2. Cost coverage of medical cannabis by federal/provincial healthcare programs, and debt forgiveness for current authorized users.

3. The re-implementation of the Ontario Court of Appeals changes to the MMAR in order for it to meet its minimum constitutional obligations.

4. The decentralization of the program to allow for immediate access and legal protection with a health care practitioner’s recommendation.
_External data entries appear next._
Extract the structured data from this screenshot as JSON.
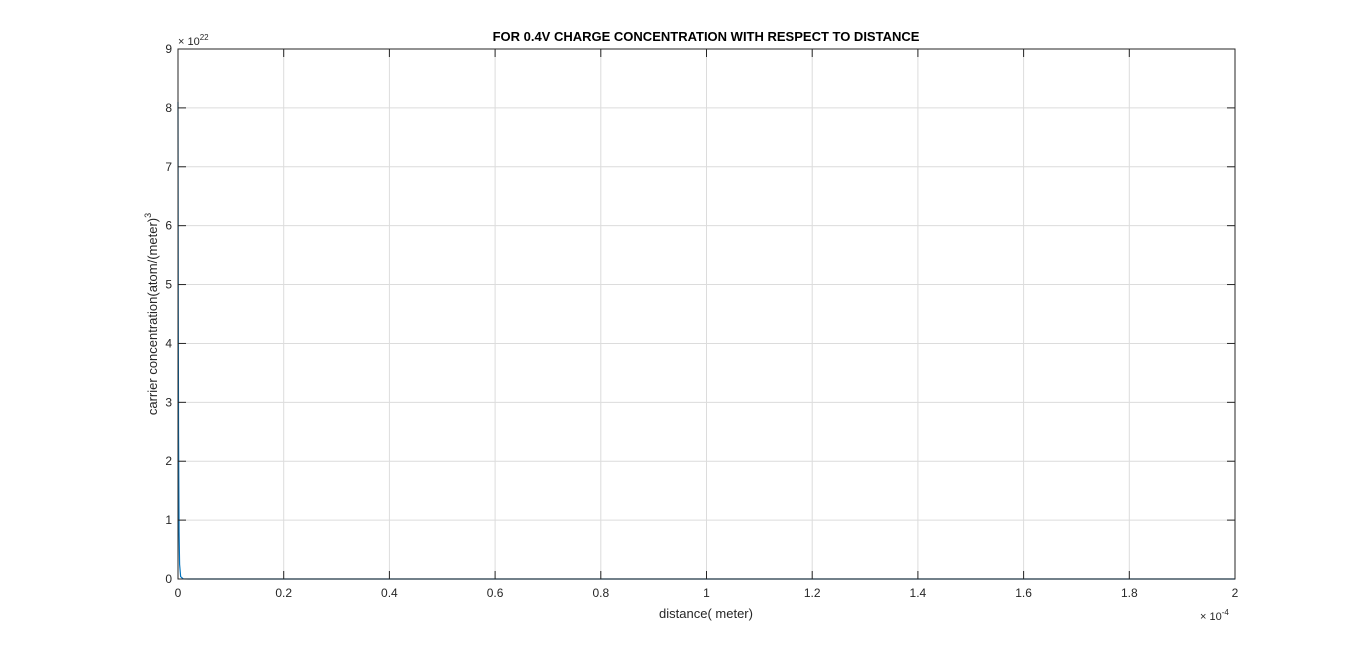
{
  "chart_data": {
    "type": "line",
    "title": "FOR 0.4V CHARGE CONCENTRATION WITH RESPECT TO DISTANCE",
    "xlabel": "distance( meter)",
    "ylabel": "carrier concentration(atom/(meter)",
    "ylabel_superscript": "3",
    "xlim": [
      0,
      0.0002
    ],
    "ylim": [
      0,
      9e+22
    ],
    "x_multiplier": {
      "base": "× 10",
      "exponent": "-4"
    },
    "y_multiplier": {
      "base": "× 10",
      "exponent": "22"
    },
    "x_ticks": [
      0,
      2e-05,
      4e-05,
      6e-05,
      8e-05,
      0.0001,
      0.00012,
      0.00014,
      0.00016,
      0.00018,
      0.0002
    ],
    "x_tick_labels": [
      "0",
      "0.2",
      "0.4",
      "0.6",
      "0.8",
      "1",
      "1.2",
      "1.4",
      "1.6",
      "1.8",
      "2"
    ],
    "y_ticks": [
      0,
      1e+22,
      2e+22,
      3e+22,
      4e+22,
      5e+22,
      6e+22,
      7e+22,
      8e+22,
      9e+22
    ],
    "y_tick_labels": [
      "0",
      "1",
      "2",
      "3",
      "4",
      "5",
      "6",
      "7",
      "8",
      "9"
    ],
    "grid": true,
    "series": [
      {
        "color": "#0072bd",
        "x": [
          0,
          5e-08,
          1e-07,
          2e-07,
          3e-07,
          5e-07,
          1e-06,
          2e-06,
          1e-05,
          5e-05,
          0.0001,
          0.00015,
          0.0002
        ],
        "y": [
          8.1e+22,
          4.5e+22,
          2.5e+22,
          8e+21,
          2.5e+21,
          4e+20,
          1e+19,
          1e+18,
          1e+17,
          1e+17,
          1e+17,
          1e+17,
          1e+17
        ]
      }
    ]
  }
}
5. The development of a cooperative relationship between Health Canada and compassion clubs to improve access, increase supply/ingestions options, and jump-start research into the therapeutic potential of cannabis.

While the fate of the federal program remains unclear, evidence suggests that any future success will likely depend on the government’s ability to better assess the concerns and needs of the nation’s critically and chronically ill, to promote and fund an expanded clinical research agenda, and to work in cooperation with Canada’s established network of community-based medical cannabis compassion clubs in order to address and remedy the ongoing issue of safe and timely access to this herbal medicine.

Competing interests

The author is the founder and director of the Vancouver Island Compassion Society, and receives a salary from this organization for research, communications and administrative work. The author is also the founder of Canadians for Safe Access and continues to do work on behalf of this non-profit organization, but as an unpaid volunteer.


The author would like to thank Susan Boyd, Michael Prince, Rielle Capler and Ken Tupper; their helpful advice was invaluable to this policy overview. I’d also like to express my gratitude to the researchers at Health Canada’s Access to Information and Privacy Division, without their good work this public interest research would not be possible.